Morning meetings are a good place to start, but what you really need is a toolkit of strategies to meet your students’ social and emotional needs all day long.
“Maslow before Bloom”—we hear it all the time. The idea that educators should meet students’ basic needs for safety and belonging before turning to challenging academic tasks is one that guides the work of many schools.
In this era of high-stakes testing and inflexible curricula, that’s not as easy to do as it sounds. The need to do 45 minutes of preplanned reading instruction, followed in lockstep by 45 minutes of math, leads many teachers, especially newer ones, to conclude that they simply don’t have the time to plan for brain breaks, or to check in with students regularly to make sure they’re feeling OK.
Research indicates that’s a mistake, though. Child psychiatrist Pamela Cantor told Edutopia in 2019 that “when we’re able to combine social, emotional, affective, and cognitive development together, we are creating many, many more interconnections in the developing brain that enable children to accelerate learning and development.” Making time to integrate social and emotional learning into academics, in other words, is a better way for schools to achieve their goals than a focus on academics alone.
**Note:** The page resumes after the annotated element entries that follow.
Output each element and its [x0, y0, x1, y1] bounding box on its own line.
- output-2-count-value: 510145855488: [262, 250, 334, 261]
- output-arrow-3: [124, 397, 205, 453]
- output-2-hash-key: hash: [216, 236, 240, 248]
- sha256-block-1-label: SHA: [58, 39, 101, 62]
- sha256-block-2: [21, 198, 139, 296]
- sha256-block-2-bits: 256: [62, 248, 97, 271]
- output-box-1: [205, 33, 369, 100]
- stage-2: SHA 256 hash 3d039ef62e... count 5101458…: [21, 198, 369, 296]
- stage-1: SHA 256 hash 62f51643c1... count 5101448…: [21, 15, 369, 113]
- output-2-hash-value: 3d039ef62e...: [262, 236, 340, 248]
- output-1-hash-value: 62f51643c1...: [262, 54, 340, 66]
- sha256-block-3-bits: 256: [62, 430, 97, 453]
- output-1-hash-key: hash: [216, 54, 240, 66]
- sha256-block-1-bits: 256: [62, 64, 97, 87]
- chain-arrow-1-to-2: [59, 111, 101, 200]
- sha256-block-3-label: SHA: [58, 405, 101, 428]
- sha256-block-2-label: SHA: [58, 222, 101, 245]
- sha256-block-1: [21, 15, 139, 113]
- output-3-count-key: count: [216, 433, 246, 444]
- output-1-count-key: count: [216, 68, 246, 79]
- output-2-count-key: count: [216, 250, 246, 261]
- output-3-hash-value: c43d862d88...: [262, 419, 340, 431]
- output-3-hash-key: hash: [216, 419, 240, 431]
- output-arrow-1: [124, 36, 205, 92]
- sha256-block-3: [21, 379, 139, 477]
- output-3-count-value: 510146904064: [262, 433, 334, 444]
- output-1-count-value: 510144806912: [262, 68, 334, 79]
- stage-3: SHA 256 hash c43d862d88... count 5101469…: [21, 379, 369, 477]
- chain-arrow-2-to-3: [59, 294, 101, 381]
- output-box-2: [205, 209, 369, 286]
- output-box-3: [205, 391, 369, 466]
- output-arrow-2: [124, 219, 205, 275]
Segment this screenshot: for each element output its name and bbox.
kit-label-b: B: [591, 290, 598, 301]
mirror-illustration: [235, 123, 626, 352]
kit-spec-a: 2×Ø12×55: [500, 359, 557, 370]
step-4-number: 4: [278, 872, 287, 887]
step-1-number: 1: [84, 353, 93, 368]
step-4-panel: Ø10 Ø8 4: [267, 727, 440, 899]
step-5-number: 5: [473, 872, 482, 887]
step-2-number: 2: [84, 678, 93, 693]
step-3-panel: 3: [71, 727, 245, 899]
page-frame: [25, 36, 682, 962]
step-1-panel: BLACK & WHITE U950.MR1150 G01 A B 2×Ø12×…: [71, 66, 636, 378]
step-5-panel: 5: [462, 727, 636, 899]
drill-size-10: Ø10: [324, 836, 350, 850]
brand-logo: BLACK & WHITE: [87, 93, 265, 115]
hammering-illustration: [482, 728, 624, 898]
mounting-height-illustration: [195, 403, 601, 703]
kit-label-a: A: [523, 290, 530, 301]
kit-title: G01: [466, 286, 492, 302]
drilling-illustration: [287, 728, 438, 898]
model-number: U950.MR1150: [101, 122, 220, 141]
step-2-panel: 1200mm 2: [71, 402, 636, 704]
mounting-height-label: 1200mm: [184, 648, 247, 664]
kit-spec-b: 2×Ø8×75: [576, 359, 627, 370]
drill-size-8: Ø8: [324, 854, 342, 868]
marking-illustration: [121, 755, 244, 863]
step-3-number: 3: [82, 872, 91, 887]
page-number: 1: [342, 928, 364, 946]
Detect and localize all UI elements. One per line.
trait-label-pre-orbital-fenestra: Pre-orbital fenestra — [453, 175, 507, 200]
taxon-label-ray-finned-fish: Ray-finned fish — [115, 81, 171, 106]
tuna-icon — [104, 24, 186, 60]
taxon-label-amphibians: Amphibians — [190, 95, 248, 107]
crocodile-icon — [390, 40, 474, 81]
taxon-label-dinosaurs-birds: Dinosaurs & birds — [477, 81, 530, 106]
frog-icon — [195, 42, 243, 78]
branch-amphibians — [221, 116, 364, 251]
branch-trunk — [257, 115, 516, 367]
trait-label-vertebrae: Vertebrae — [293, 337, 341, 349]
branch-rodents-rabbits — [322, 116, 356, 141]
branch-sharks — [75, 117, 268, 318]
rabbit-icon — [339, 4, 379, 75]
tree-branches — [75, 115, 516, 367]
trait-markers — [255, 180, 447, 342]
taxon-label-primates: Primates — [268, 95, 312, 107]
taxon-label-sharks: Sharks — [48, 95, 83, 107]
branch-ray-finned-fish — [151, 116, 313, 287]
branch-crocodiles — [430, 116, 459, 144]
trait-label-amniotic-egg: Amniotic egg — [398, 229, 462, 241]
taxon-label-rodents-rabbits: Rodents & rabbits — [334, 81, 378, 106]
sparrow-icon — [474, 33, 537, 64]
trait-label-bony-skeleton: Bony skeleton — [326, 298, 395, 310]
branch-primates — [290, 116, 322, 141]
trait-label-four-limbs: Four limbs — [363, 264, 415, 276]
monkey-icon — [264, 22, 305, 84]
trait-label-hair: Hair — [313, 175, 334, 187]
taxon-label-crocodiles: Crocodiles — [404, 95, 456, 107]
This year, that will take some extra preparation and thinking. Prioritizing personal connections and students’ ability to manage their emotions was hard enough in physical classrooms, but it will be harder during distance and hybrid learning. Most of the strategies here—a toolkit drawn from high-quality research and from the experience of successful teachers—can be integrated into both physical and virtual classrooms throughout the day.